Summary of Key Raising the Bar Changes
The RTB reforms were intended to improve the efficiency of trade mark oppositions in Australia. Key changes were:
- the reduction of the opposition period from 3 months to 2 months;
- opponents must file a “Notice of Intention to Oppose” followed by a “Statement of Grounds and Particulars” (“SGP”) stating the grounds and particulars upon which it intends to rely;
- it is no longer possible to seek an extension of time to file the Notice of Intention to Oppose or evidence on the ground that the parties are negotiating or on the basis that further time is required for investigations;
- two 6 month cooling off periods may be requested after the SGP has been filed, but only with the consent of both parties; and
- formal provisions allowing for filing Further evidence after the normal evidentary stages, have been removed.
Impact of RTB to date
The following table provides a comparison of the number of opposition requests made before and after the RTB reforms were introduced:
* Source: IP Australia
The data demonstrates that there has been a significant reduction in the number of requests for extensions of time to file the Notice of Opposition/Intention to Oppose but an increase in the filing of such Notices. This may be the result of no longer being able to obtain an extension of time to file the Notice of Intention to Oppose on the ground of research and negotiations and the shortened opposition period, which might encourage filing the Notice of Intention to Oppose to preserve an Opponent’s position while it decides whether it will pursue opposition.
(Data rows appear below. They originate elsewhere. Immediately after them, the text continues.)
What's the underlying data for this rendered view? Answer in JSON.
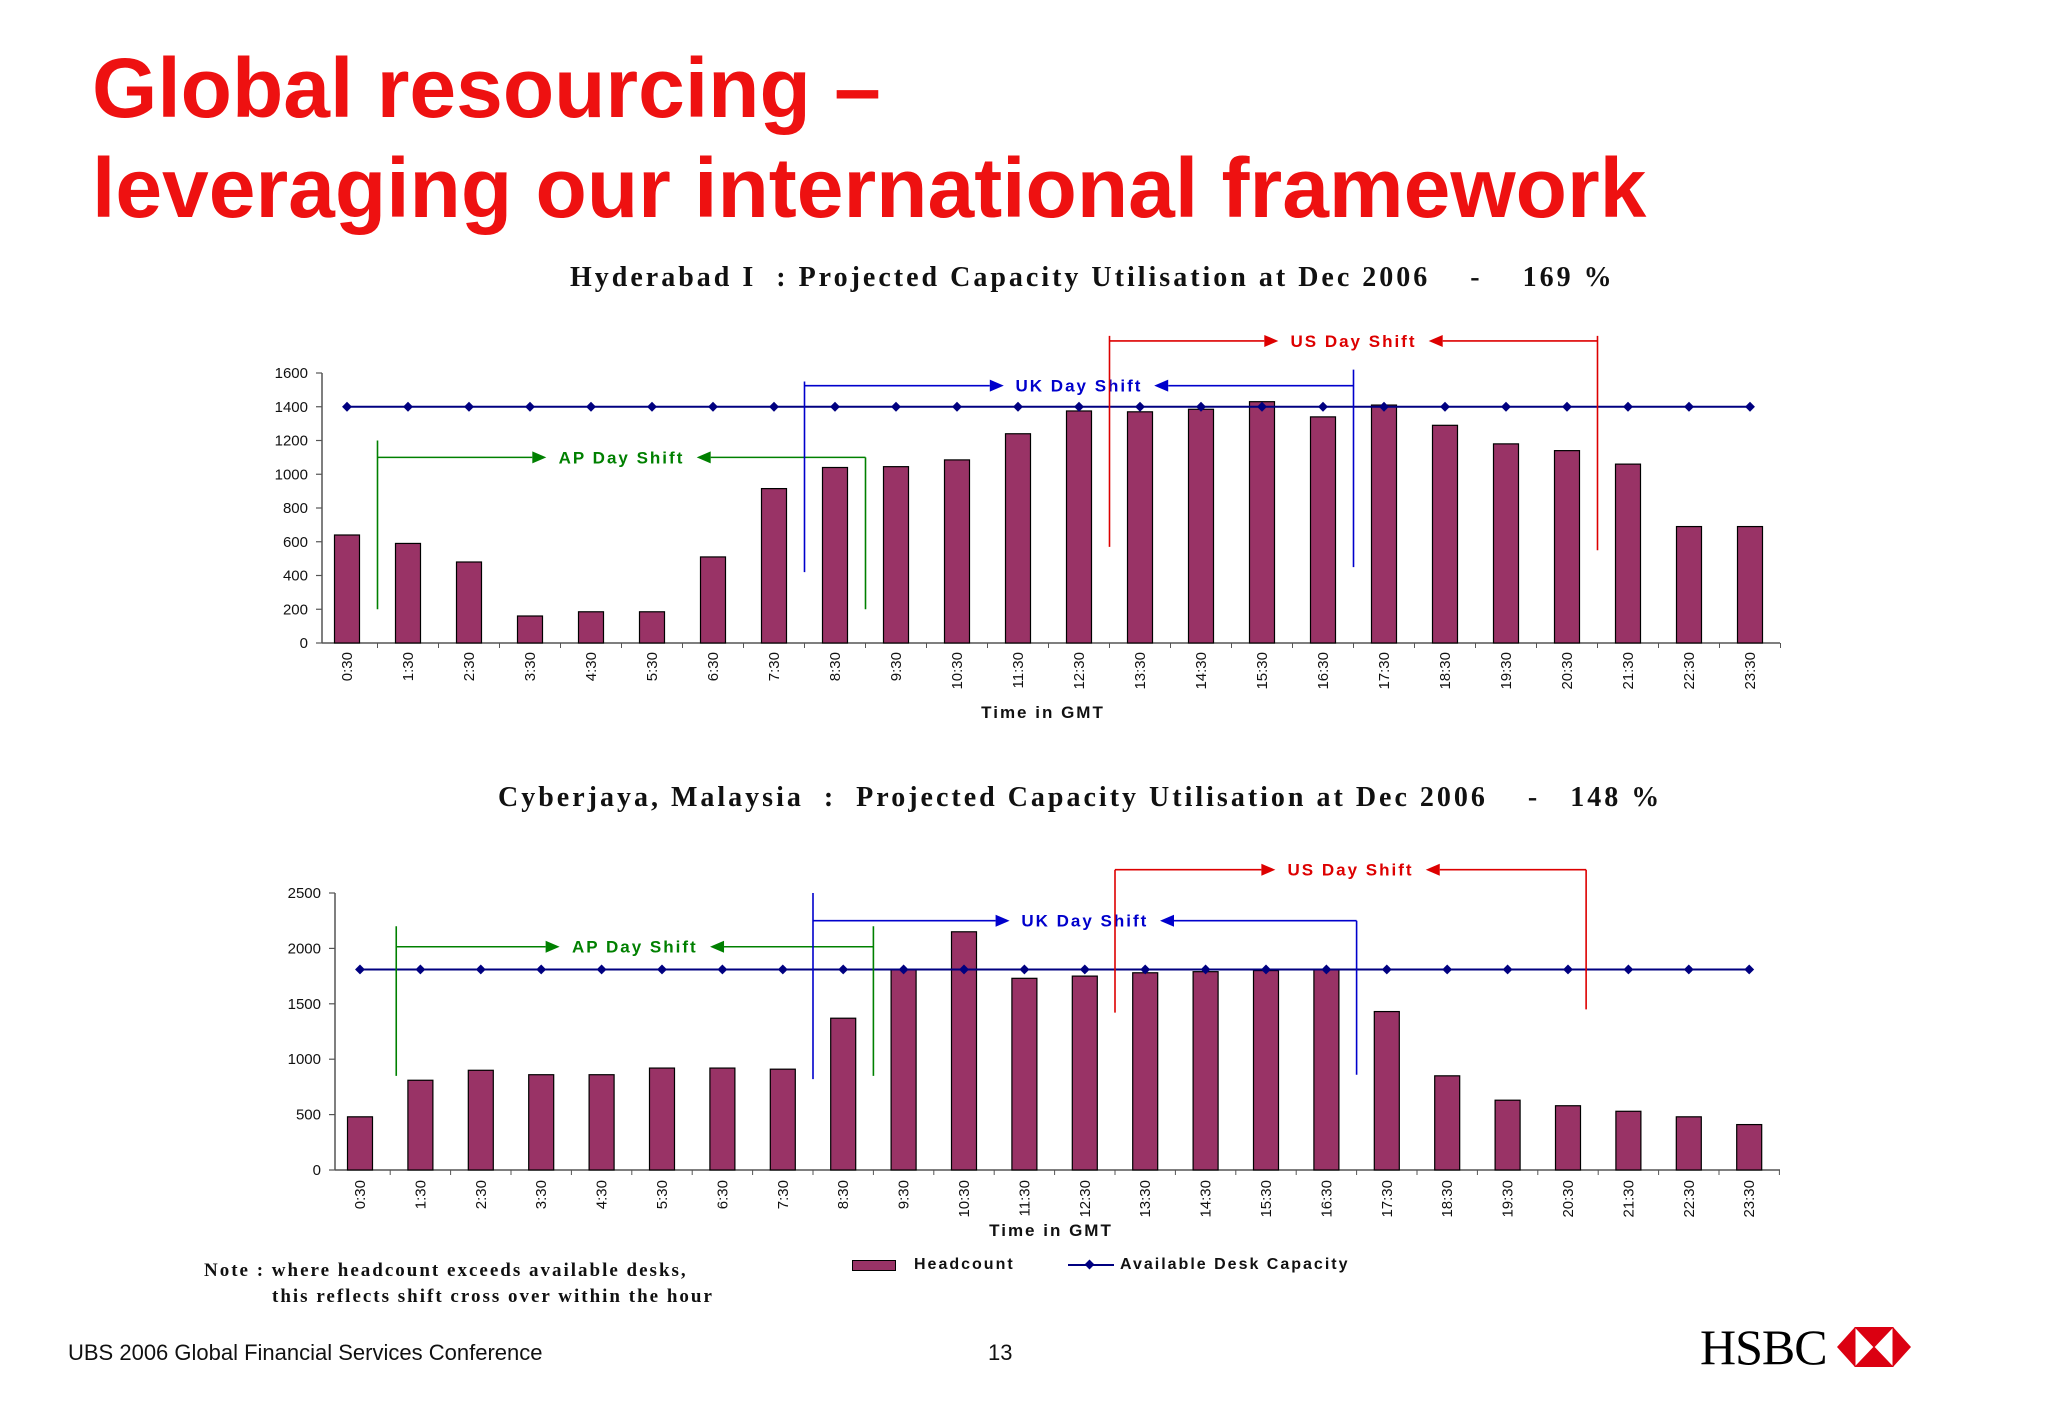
{
  "slide": {
    "title_line1": "Global resourcing –",
    "title_line2": "leveraging our international framework",
    "note_line1": "Note : where headcount exceeds available desks,",
    "note_line2": "this reflects shift cross over within the hour",
    "legend": {
      "headcount": "Headcount",
      "capacity": "Available Desk Capacity"
    },
    "footer": {
      "conference": "UBS 2006 Global Financial Services Conference",
      "page_number": "13"
    },
    "logo_text": "HSBC"
  },
  "colors": {
    "title": "#ee1111",
    "bar": "#993366",
    "capacity_line": "#000080",
    "ap_shift": "#008000",
    "uk_shift": "#0000cc",
    "us_shift": "#dd0000"
  },
  "chart_data": [
    {
      "type": "bar",
      "title": "Hyderabad I  : Projected Capacity Utilisation at Dec 2006    -    169 %",
      "xlabel": "Time in GMT",
      "ylabel": "",
      "ylim": [
        0,
        1600
      ],
      "yticks": [
        0,
        200,
        400,
        600,
        800,
        1000,
        1200,
        1400,
        1600
      ],
      "categories": [
        "0:30",
        "1:30",
        "2:30",
        "3:30",
        "4:30",
        "5:30",
        "6:30",
        "7:30",
        "8:30",
        "9:30",
        "10:30",
        "11:30",
        "12:30",
        "13:30",
        "14:30",
        "15:30",
        "16:30",
        "17:30",
        "18:30",
        "19:30",
        "20:30",
        "21:30",
        "22:30",
        "23:30"
      ],
      "series": [
        {
          "name": "Headcount",
          "type": "bar",
          "values": [
            640,
            590,
            480,
            160,
            185,
            185,
            510,
            915,
            1040,
            1045,
            1085,
            1240,
            1375,
            1370,
            1385,
            1430,
            1340,
            1410,
            1290,
            1180,
            1140,
            1060,
            690,
            690
          ]
        },
        {
          "name": "Available Desk Capacity",
          "type": "line",
          "values": [
            1400,
            1400,
            1400,
            1400,
            1400,
            1400,
            1400,
            1400,
            1400,
            1400,
            1400,
            1400,
            1400,
            1400,
            1400,
            1400,
            1400,
            1400,
            1400,
            1400,
            1400,
            1400,
            1400,
            1400
          ]
        }
      ],
      "annotations": [
        {
          "label": "AP Day Shift",
          "color": "#008000",
          "start_index": 0.5,
          "end_index": 8.5,
          "value_level": 1100,
          "start_value_range": [
            200,
            1200
          ],
          "end_value_range": [
            200,
            1100
          ]
        },
        {
          "label": "UK Day Shift",
          "color": "#0000cc",
          "start_index": 7.5,
          "end_index": 16.5,
          "value_level": 1525,
          "start_value_range": [
            420,
            1550
          ],
          "end_value_range": [
            450,
            1620
          ]
        },
        {
          "label": "US Day Shift",
          "color": "#dd0000",
          "start_index": 12.5,
          "end_index": 20.5,
          "value_level": 1790,
          "start_value_range": [
            570,
            1820
          ],
          "end_value_range": [
            550,
            1820
          ]
        }
      ]
    },
    {
      "type": "bar",
      "title": "Cyberjaya, Malaysia  :  Projected Capacity Utilisation at Dec 2006    -   148 %",
      "xlabel": "Time in GMT",
      "ylabel": "",
      "ylim": [
        0,
        2500
      ],
      "yticks": [
        0,
        500,
        1000,
        1500,
        2000,
        2500
      ],
      "categories": [
        "0:30",
        "1:30",
        "2:30",
        "3:30",
        "4:30",
        "5:30",
        "6:30",
        "7:30",
        "8:30",
        "9:30",
        "10:30",
        "11:30",
        "12:30",
        "13:30",
        "14:30",
        "15:30",
        "16:30",
        "17:30",
        "18:30",
        "19:30",
        "20:30",
        "21:30",
        "22:30",
        "23:30"
      ],
      "series": [
        {
          "name": "Headcount",
          "type": "bar",
          "values": [
            480,
            810,
            900,
            860,
            860,
            920,
            920,
            910,
            1370,
            1810,
            2150,
            1730,
            1750,
            1780,
            1790,
            1800,
            1810,
            1430,
            850,
            630,
            580,
            530,
            480,
            410
          ]
        },
        {
          "name": "Available Desk Capacity",
          "type": "line",
          "values": [
            1810,
            1810,
            1810,
            1810,
            1810,
            1810,
            1810,
            1810,
            1810,
            1810,
            1810,
            1810,
            1810,
            1810,
            1810,
            1810,
            1810,
            1810,
            1810,
            1810,
            1810,
            1810,
            1810,
            1810
          ]
        }
      ],
      "annotations": [
        {
          "label": "AP Day Shift",
          "color": "#008000",
          "start_index": 0.6,
          "end_index": 8.5,
          "value_level": 2015,
          "start_value_range": [
            850,
            2200
          ],
          "end_value_range": [
            850,
            2200
          ]
        },
        {
          "label": "UK Day Shift",
          "color": "#0000cc",
          "start_index": 7.5,
          "end_index": 16.5,
          "value_level": 2250,
          "start_value_range": [
            820,
            2500
          ],
          "end_value_range": [
            860,
            2250
          ]
        },
        {
          "label": "US Day Shift",
          "color": "#dd0000",
          "start_index": 12.5,
          "end_index": 20.3,
          "value_level": 2710,
          "start_value_range": [
            1420,
            2710
          ],
          "end_value_range": [
            1450,
            2710
          ]
        }
      ]
    }
  ]
}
Applications for extensions of time to file evidence have also reduced, which may be attributed to the increased difficulty in obtaining extensions. In order to be granted an extension of time to file evidence, the applicant must demonstrate that they have made all reasonable efforts to comply with filing requirements and that they have acted promptly and diligently at all times. The Trade Marks Office has to date interpreted this provision fairly strictly.
Unintended Consequences and Issues Yet to be Ironed Out
- Although there has been an increase in the number of parties seeking suspension/cooling-off since the RTB reforms came into effect, it is apparent that some parties, despite being actively engaged in negotiations, do not consent to cooling-off period for strategic reasons. Apart from the proper conduct of good faith negotiations, a party who does not have an upcoming evidentiary deadline has little incentive to agree to enter into a cooling-off period. This places extensive pressure on the other party to file evidence within the statutory period, as under the Regulations, the conduct of negotiations are specifically excluded as a factor supporting an extension of time to file evidence. Accordingly, if parties are negotiating but one party does not agree to a cooling off period, it is currently in the best interests of the other party to continue with evidence preparation notwithstanding the likelihood that the matter will settle.
This unintended consequence has been raised with IP Australia through the Institute of Patent and Trade Mark Attorneys (IPTA) and it is hoped that this loophole will be fixed in the near future.
- The limited grounds available to parties to seek an extension of time to file evidence also raises some concerns with regard to the inadvertent waiving of attorney-client privilege. In particular in order to be satisfied that a party has made all reasonable efforts to comply with filing requirements and has acted promptly and diligently at all times, the Office has in some cases required an extension of time applicant to provide a time line of events describing what steps the applicant has taken during the evidentiary period. In order to provide such a time line, a description of both the attorney’s and their client’s conduct will be relevant. Care must be taken to ensure that sufficient information is provided to satisfy the Office but not to the extent that attorney-client privilege is inadvertently waived. Once again this issue has been raised with IP Australia through IPTA in the hope that the Trade Marks Office will modify its practice.